Tue 21 Nov 2023, 14:58

C. P. Snow has been accused of a lot of things. But I don't think excusing ignorance was ever part of his agenda. 

Snow had started out as a molecular biologist, gaining his PhD at Cambridge in 1930, and worked in that field for around 20 years. With the outbreak of World War II, he became a scientific adviser to the British government, including as technical director of the Ministry of Labour from 1940 to 1944, and as a civil service commissioner from 1945 to 1960. During his time as a politician Snow was parliamentary secretary in the House of Lords to the Minister of Technology from 1964 to 1966 in the Labour government of Harold Wilson.

By the 1950s Snow was much better known as a novelist than as a scientist when he put forward the "two cultures" hypothesis in 1959. The literary critic F R Leavis roundly attacked and satirised his position in the 1960s: https://www.theguardian.com/books/2013/aug/16/leavis-snow-two-cultures-bust

To quote from one of the comments on the Guardian article: " In the simplest and most concrete way, Snow judged that the ruling classes of the USA and Germany were better educated than those of Britain because British higher education (for A level GCE and at universities) required specialization in either arts or sciences, abandoning the other. Snow thought the breadth of curriculum usual in the USA and on the Continent prepared the ruling class better to deal with future technological problems, possibly all types of problem.".

I was a great admirer of Leavis as a literary critic; but thought (and continue to think) that Snow was right on this -- and that Leavis was, as the Guardian article also explains, grossly unfair. I used to hate Leavis's guest lectures at the University of York in the mid-1960s when he obsessively returned back to attacking Snow. 

It would be interesting to know what was the proportion of scientists and statisticians who entered the civil servants during Snow's time as an advisor on civil service recruitment. I suspect it was probably more than the 10% reported by Patrick Vallance to be the proportion entering the civil service via the Fast Track in the years immediately before the Covid pandemic. 

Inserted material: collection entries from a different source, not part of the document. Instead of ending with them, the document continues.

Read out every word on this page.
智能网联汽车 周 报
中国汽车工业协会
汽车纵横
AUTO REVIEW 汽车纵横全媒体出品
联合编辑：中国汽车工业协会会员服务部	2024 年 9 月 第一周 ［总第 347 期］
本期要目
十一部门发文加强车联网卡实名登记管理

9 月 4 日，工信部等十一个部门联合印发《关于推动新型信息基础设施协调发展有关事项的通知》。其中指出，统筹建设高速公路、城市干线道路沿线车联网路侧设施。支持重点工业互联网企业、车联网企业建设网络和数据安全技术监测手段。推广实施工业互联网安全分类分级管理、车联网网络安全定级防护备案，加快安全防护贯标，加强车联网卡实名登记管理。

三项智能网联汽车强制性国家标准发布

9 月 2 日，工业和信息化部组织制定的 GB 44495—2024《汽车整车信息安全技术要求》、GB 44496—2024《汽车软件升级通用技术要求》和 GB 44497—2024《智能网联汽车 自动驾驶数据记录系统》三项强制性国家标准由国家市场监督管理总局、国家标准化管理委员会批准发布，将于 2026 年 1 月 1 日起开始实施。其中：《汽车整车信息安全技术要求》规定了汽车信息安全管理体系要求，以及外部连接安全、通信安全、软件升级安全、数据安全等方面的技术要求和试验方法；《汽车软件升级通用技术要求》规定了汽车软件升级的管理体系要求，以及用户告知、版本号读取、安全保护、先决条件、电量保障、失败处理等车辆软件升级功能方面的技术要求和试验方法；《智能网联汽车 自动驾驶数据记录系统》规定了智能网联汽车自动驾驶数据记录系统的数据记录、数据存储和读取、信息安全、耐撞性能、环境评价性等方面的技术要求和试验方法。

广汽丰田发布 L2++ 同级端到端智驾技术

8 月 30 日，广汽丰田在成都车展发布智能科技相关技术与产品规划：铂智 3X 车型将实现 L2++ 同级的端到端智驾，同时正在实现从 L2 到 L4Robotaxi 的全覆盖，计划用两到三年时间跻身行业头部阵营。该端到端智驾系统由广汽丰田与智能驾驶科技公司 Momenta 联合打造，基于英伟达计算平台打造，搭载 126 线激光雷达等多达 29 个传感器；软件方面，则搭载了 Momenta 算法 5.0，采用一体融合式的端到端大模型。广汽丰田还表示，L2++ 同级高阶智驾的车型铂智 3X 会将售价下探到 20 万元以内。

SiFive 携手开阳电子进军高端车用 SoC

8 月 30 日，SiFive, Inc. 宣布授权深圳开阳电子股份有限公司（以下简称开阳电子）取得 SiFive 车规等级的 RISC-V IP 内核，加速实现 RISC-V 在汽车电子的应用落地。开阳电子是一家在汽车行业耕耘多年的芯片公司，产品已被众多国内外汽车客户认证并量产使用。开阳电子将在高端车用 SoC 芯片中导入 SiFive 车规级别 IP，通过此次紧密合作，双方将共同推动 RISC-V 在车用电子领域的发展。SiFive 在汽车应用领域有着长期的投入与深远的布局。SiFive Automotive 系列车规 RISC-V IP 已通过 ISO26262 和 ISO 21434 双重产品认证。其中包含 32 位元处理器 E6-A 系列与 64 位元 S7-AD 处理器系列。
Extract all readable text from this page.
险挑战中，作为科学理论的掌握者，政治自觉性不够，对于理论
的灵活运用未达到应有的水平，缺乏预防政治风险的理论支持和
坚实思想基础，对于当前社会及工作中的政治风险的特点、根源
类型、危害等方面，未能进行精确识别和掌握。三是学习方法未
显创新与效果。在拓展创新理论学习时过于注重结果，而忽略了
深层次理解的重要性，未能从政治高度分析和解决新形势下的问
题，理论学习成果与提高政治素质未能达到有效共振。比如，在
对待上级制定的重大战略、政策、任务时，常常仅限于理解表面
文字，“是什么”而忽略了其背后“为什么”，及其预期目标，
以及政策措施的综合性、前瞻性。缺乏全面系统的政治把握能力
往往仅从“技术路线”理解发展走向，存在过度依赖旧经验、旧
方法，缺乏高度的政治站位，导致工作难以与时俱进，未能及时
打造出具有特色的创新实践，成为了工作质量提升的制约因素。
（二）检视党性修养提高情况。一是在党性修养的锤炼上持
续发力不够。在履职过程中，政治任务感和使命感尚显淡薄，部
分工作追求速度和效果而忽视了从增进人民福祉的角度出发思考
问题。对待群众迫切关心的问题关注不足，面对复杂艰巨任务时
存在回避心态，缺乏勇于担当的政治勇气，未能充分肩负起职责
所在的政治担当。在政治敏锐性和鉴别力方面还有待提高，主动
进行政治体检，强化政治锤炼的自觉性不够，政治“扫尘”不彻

I suspect that I am considerably older than Alice. I was not lucky enough to have been taught anything about thermodynamics at my girl's grammar school in the 1950s/1960s, although I certainly did learn a lot about Shakespeare (thank goodness). Choosing what to do next in life was also very restricted for girls at that time. For example, one needed Latin in order to enter Oxford or Cambridge -- something that I (like many other girls) did not have.